XXII UN REGARD EN ARRIÈRE.

— C’est singulier, dit Maurice, ce n’est pas la première fois que j’entends cette chanson, et il me semble même l’avoir entendue à une occasion que je ne me rappelle pas, chantée par la même voix.

— Pour la voix, dit Richard, qui l’accompagnait jusqu’à la porte, c’est celle de ta maîtresse; pour la chanson, c’est une ronde à danser très-connue, et il n’y aurait rien de singulier à ce qu’elle l’eût déjà chantée devant toi.

— Non, ce n’est pas cela, dit Maurice.

— J’y suis, reprit Richard. Te souviens-tu d’un soir où nous avons, par un temps affreux, été attendre des canards sur le bord d’un petit étang ? te souvient-il que tu ne tiras pas un coup de fusil ?

— Oui, oui, dit Maurice, distrait que j’étais par une voix de fille qui chantait cette chanson :

Komm, lieber mai, und mache.

C’est vrai, mais cela n’empêche pas que la voix d’Hélène me rappelle cette voix.

Richard quitta son ami, qui, arrivé près d’Hélène, la pria de chanter encore.

— Décidément, dit Maurice, c’est la même voix ; mais, ajouta-t-il, la maison aux églantiers, la maison de ta mère n’est qu’à quelques pas de l’étang, il n’y a rien d’étonnant que ce soit toi que j’aie entendue.

Et comme il s’efforçait de réveiller ce souvenir,

— Je me rappelle maintenant la maison ; ce soir-là, Richard et moi, nous avons failli y entrer pour demander à souper.

— Oh ! Maurice, dit Hélène, pourquoi n’y êtes-vous pas entrés, cela eût peut-être décidé de toute ma vie.

Après un long silence, elle répéta :

— Pourquoi n’êtes-vous pas entrés ?

Cela eût tout changé, j’ai été conduite où tu m’as trouvée par des accidens si faciles à éviter !

Et elle raconta comment, partie avec sa mère pour la ville, elles s’étaient endormies et réveillées à l’endroit d’où elles étaient parties.

Maurice se fit expliquer la route qu’elles avaient prise.

— C’est moi, dit-il, je me le rappelle bien, c’est moi qui ai retourné la charrette ; j’étais sorti pour éviter le trouble où était la maison de ma mère, dans l’attente d’une demoiselle de compagnie, qui, du reste, n’est pas venue.

Hélène demanda où demeurait la mère de Maurice.

— À mon tour, dit-elle, c’était moi qu’on attendait.

— Et c’est moi qui t’ai empêchée d’arriver.
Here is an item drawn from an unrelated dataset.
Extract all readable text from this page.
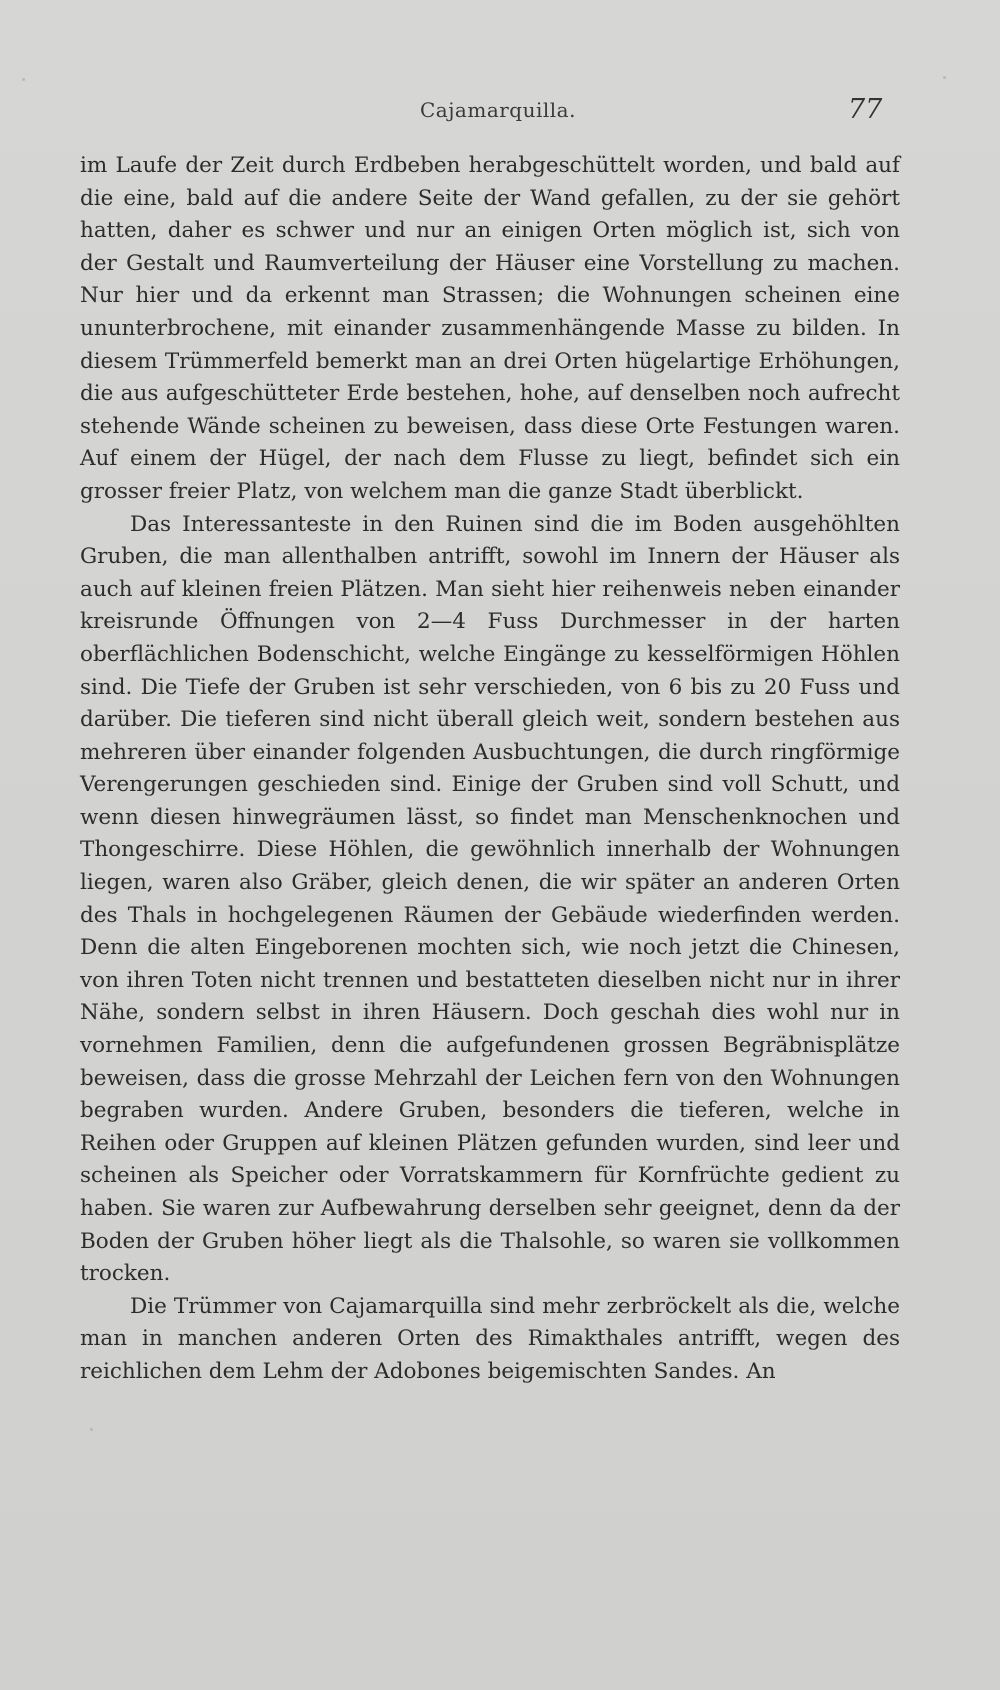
Cajamarquilla.	77

im Laufe der Zeit durch Erdbeben herabgeschüttelt worden, und bald auf die eine, bald auf die andere Seite der Wand gefallen, zu der sie gehört hatten, daher es schwer und nur an einigen Orten möglich ist, sich von der Gestalt und Raumverteilung der Häuser eine Vorstellung zu machen. Nur hier und da erkennt man Strassen; die Wohnungen scheinen eine ununterbrochene, mit einander zusammenhängende Masse zu bilden. In diesem Trümmerfeld bemerkt man an drei Orten hügelartige Erhöhungen, die aus aufgeschütteter Erde bestehen, hohe, auf denselben noch aufrecht stehende Wände scheinen zu beweisen, dass diese Orte Festungen waren. Auf einem der Hügel, der nach dem Flusse zu liegt, befindet sich ein grosser freier Platz, von welchem man die ganze Stadt überblickt.

Das Interessanteste in den Ruinen sind die im Boden ausgehöhlten Gruben, die man allenthalben antrifft, sowohl im Innern der Häuser als auch auf kleinen freien Plätzen. Man sieht hier reihenweis neben einander kreisrunde Öffnungen von 2—4 Fuss Durchmesser in der harten oberflächlichen Bodenschicht, welche Eingänge zu kesselförmigen Höhlen sind. Die Tiefe der Gruben ist sehr verschieden, von 6 bis zu 20 Fuss und darüber. Die tieferen sind nicht überall gleich weit, sondern bestehen aus mehreren über einander folgenden Ausbuchtungen, die durch ringförmige Verengerungen geschieden sind. Einige der Gruben sind voll Schutt, und wenn diesen hinwegräumen lässt, so findet man Menschenknochen und Thongeschirre. Diese Höhlen, die gewöhnlich innerhalb der Wohnungen liegen, waren also Gräber, gleich denen, die wir später an anderen Orten des Thals in hochgelegenen Räumen der Gebäude wiederfinden werden. Denn die alten Eingeborenen mochten sich, wie noch jetzt die Chinesen, von ihren Toten nicht trennen und bestatteten dieselben nicht nur in ihrer Nähe, sondern selbst in ihren Häusern. Doch geschah dies wohl nur in vornehmen Familien, denn die aufgefundenen grossen Begräbnisplätze beweisen, dass die grosse Mehrzahl der Leichen fern von den Wohnungen begraben wurden. Andere Gruben, besonders die tieferen, welche in Reihen oder Gruppen auf kleinen Plätzen gefunden wurden, sind leer und scheinen als Speicher oder Vorratskammern für Kornfrüchte gedient zu haben. Sie waren zur Aufbewahrung derselben sehr geeignet, denn da der Boden der Gruben höher liegt als die Thalsohle, so waren sie vollkommen trocken.

Die Trümmer von Cajamarquilla sind mehr zerbröckelt als die, welche man in manchen anderen Orten des Rimakthales antrifft, wegen des reichlichen dem Lehm der Adobones beigemischten Sandes. An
Hélène alors raconta son histoire, et Maurice aussi se rappela sa rencontre avec la civière qui portait Hélène à l’hôpital, et l’interruption par sa faute, de l’ouvrage de Fischerwald, ce qui avait privé d’ouvrage Hélène et Marie.

— Pauvre Hélène ! dit-il, j’ai, sans te connaître, exercé sur toi une funeste influence ; sans ce jeu d’écolier qui me fit retourner la charrette, je t’aurais vue plus tôt et rien n’aurait altéré notre bonheur.

C’est moi qui t’ai conduite au malheur.

Pauvre Hélène ! je réparerai le mal que je t’ai fait.